Organizers say the mayor’s budget proposal will cut heavily into after-school and childcare programs, particularly in public housing developments. They have since been working to raise awareness among the families that rely on their services through a series of town hall meetings, organized with City Council members who represent affected developments.
“These are hardworking families that don’t have options in terms of hiring babysitters or not working to care for their kids,” Gensler said. “They don’t have other options, so they’re very concerned.”
“The mayor is taking care of a lot of interests,” Gessler added, “but he hasn’t taken care of us.”
One complaint about the budget process voiced by many working in human services was that the way cuts force nonprofits to compete for funding.

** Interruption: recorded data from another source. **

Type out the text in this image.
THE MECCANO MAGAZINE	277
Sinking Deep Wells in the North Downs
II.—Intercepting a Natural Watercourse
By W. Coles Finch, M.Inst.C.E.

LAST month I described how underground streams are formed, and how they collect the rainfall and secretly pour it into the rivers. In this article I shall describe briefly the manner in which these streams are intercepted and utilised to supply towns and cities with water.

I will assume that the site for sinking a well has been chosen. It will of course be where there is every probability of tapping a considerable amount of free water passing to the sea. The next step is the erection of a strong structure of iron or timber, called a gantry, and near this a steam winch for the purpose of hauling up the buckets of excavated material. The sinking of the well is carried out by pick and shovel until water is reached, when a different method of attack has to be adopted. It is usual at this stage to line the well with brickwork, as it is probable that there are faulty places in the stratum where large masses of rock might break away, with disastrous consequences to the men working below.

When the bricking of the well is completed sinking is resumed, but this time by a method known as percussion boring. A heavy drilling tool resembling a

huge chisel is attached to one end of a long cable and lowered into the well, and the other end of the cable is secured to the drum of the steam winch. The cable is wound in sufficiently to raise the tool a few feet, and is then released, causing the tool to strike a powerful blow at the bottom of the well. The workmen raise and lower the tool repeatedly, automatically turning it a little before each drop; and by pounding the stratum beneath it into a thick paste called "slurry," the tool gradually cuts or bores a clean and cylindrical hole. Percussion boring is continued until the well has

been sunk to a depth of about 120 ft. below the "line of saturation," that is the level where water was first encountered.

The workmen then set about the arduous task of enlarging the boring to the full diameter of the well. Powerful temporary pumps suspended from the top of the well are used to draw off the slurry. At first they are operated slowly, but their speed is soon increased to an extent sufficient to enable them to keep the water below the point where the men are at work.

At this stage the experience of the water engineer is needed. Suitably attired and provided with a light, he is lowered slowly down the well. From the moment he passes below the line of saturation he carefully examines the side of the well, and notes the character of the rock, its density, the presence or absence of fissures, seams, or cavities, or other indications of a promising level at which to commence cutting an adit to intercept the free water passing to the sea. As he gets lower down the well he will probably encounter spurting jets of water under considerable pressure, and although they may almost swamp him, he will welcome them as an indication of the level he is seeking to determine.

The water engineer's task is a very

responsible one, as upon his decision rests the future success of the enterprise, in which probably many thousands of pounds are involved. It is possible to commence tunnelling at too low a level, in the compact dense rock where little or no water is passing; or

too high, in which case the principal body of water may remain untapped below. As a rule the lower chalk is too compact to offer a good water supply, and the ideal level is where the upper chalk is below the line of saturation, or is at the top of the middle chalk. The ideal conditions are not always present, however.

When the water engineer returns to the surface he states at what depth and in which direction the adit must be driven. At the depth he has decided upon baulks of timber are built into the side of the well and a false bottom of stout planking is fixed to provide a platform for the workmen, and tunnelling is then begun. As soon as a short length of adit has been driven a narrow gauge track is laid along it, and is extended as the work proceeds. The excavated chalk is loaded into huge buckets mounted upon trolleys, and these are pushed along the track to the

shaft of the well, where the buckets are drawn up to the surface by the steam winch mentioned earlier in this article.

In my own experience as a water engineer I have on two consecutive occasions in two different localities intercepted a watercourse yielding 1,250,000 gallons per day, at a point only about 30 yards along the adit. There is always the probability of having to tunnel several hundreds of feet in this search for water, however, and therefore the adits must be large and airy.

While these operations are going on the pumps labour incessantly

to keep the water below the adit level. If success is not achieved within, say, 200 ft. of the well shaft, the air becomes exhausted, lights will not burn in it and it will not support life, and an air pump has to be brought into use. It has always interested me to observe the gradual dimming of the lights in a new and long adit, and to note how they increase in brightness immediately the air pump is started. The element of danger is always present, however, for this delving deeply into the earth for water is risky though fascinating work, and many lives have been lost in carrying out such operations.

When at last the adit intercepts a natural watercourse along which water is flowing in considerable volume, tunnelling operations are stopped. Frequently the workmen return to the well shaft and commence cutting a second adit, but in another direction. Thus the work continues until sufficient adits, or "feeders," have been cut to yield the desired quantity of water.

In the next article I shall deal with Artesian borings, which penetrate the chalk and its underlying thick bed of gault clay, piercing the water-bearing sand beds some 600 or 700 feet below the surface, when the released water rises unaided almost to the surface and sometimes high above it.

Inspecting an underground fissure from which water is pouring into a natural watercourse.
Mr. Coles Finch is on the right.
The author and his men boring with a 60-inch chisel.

“We’ve come together collectively to say – you can’t pit us collectively against each other,” Sesso said, referring to the scramble for funding that would ensue if both the city and federal cuts were to go through. The Human Services Council is part of a coalition of nonprofits that have been advocating together against the proposed 50 percent cut to CSBG. They argue that the budget should be balanced through ending corporate tax loopholes, and not by eliminating services for low- and middle-income New Yorkers.
“There are things that they can do that aren’t on the table,” added Sesso, arguing that investments in human services provide a net benefit for the economy as well.
“Nonprofits are a source of employment, but they provide work support for others,” she explained, adding that the after-school, childcare, classes and clinics provided all make it easier for working families to keep working.
The CSBG meeting in Bushwick ended with a chance for community members to voice their opinions on the cuts, in English, Spanish or a mix of the two. Many wanted to emphasize the impact these organizations have had on their lives, by teaching English, or helping with legal disputes, immigration papers, or housing issues.
“The community organized,” proclaimed one speaker, “is the best weapon against these kinds of draconian cuts.”